Multitud puts into practice philosophical concepts related in particular to the tension between the collective and the individual. Where did this idea come from?

I’m one of those artists whose works are linked, with one piece leading to another. Multitud came from research that I did on recent memory and the dictatorship experienced by my country. Coming from a family that is very politically engaged, there are people in my circle who are exiled, missing, or in prison… I also belong to a transitional generation whose way of imagining the future was shaped by our political reality and whose world changed when it was able to take action. This discontinuity, when a whole way of thinking became obsolete, gave rise to the quest for a community to invent. With Multitud, I wanted to examine how we can be together while all being different, because we were coming out of a period based on homogeneity, on the idea that strength comes from unity, that together we can change the world. But how can we achieve something shared when we are all different?

I also wondered what would happen to a work if I changed the scale by increasing the number of performers. I started my explorations by drawing inspiration from contemporary Italian philosophers, who have taken up Spinoza’s ideas about multitude. Paolo Virno, for example, says that the language of the multitude is basic and not codified. The language of this piece is very simple: walking, running, laughing, falling… You don’t need to be initiated into it to take part.

 

This work also questions power relations by focusing on the self-organization of the group through making individual decisions that serve a common purpose…

Yes, it’s not mass choreography but rather a dance of relationships. The performers know what actions need to be taken, and they decide in the moment to start or stop them. There’s no leader, but they are present for the other, listen to them, and are totally open. It’s about taking the risk of occupying the present moment together. Each person is responsible for themselves, their body, their choices. While I may be the leader at the start of rehearsals, I gradually withdraw, because it’s an exercise in autonomization. It requires me to relinquish all forms of control and let things happen. And it’s always both surprising and wonderful to see how this autonomy develops. I’m always struck by the way that people deal with constraints to take ownership of the work. All kinds of people have already danced it. There was one woman who was 86 years old, one who was almost blind, another in a wheelchair… They all found their way into the piece with the group’s support. It’s beautiful to see and very moving.

The exercise of letting go applies to me just as much as to the performers. The fundamental idea is to always leave the door open to individual choices. It’s also an invitation to deviate from the norm without putting the group in danger. It’s very difficult to practice this openness; it’s an important exercise for the self. In a broader sense, openness implies that anyone can show up and claim the same opportunities as me. That’s what makes migration such a delicate issue. It’s also what makes this piece political. It proposes a system in which people must figure out how to connect with each other.

 

How do the details of Multitud change depending on where it is staged, and what have you learned from it since it was created in 2013?

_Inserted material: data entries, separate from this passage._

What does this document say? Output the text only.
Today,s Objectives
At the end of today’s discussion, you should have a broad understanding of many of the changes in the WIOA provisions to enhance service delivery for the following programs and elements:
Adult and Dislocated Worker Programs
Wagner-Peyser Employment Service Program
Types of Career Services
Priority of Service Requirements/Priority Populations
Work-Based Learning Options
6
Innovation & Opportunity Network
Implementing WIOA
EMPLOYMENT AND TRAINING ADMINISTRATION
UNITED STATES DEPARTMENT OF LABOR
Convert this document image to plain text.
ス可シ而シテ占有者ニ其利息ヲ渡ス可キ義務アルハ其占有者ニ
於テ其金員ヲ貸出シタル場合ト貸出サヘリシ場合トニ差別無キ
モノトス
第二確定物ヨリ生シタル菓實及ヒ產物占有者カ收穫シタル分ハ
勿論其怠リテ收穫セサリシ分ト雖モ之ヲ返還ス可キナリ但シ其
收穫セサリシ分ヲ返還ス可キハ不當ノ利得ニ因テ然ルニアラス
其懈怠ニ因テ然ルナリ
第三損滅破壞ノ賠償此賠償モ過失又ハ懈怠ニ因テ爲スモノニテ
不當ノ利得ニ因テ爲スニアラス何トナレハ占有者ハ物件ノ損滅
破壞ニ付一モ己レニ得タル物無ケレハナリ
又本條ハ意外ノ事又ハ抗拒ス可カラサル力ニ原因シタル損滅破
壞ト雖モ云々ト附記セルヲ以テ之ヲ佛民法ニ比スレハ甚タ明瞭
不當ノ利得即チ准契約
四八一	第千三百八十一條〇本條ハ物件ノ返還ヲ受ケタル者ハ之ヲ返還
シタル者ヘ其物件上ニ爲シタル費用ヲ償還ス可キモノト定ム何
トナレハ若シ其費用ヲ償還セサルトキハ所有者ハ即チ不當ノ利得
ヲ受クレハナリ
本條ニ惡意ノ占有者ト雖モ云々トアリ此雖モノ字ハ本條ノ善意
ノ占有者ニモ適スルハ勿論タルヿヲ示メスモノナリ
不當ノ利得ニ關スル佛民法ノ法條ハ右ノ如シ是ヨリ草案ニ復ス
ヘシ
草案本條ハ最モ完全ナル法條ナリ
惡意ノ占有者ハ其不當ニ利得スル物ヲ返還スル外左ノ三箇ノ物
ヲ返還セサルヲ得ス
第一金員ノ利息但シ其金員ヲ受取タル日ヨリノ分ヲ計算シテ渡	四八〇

I went through a crisis at the moment when I told myself that this work would never die—I would have to kill it myself to free myself from it. And then I understood that it was more than an activity or a work, that it was a practice related to personal and social time, and as a result, it could not die. Its vocabulary goes beyond the initial philosophical reference points and is shared by all human beings, even if takes very different forms in Latin America, in Arab countries, in Cuba, in Belgium, or in France.

For me, it’s an incredible opportunity to understand the world through the prism of people from different societies. My fascination with differences is almost an addiction. The number of possible viewpoints on the same situation is so large that I try to cultivate a state of not-knowing, to never presume what people are going to do and simply observe what happens. For me, that eliminates the need to read and situate the other. My perspective is constantly renewed.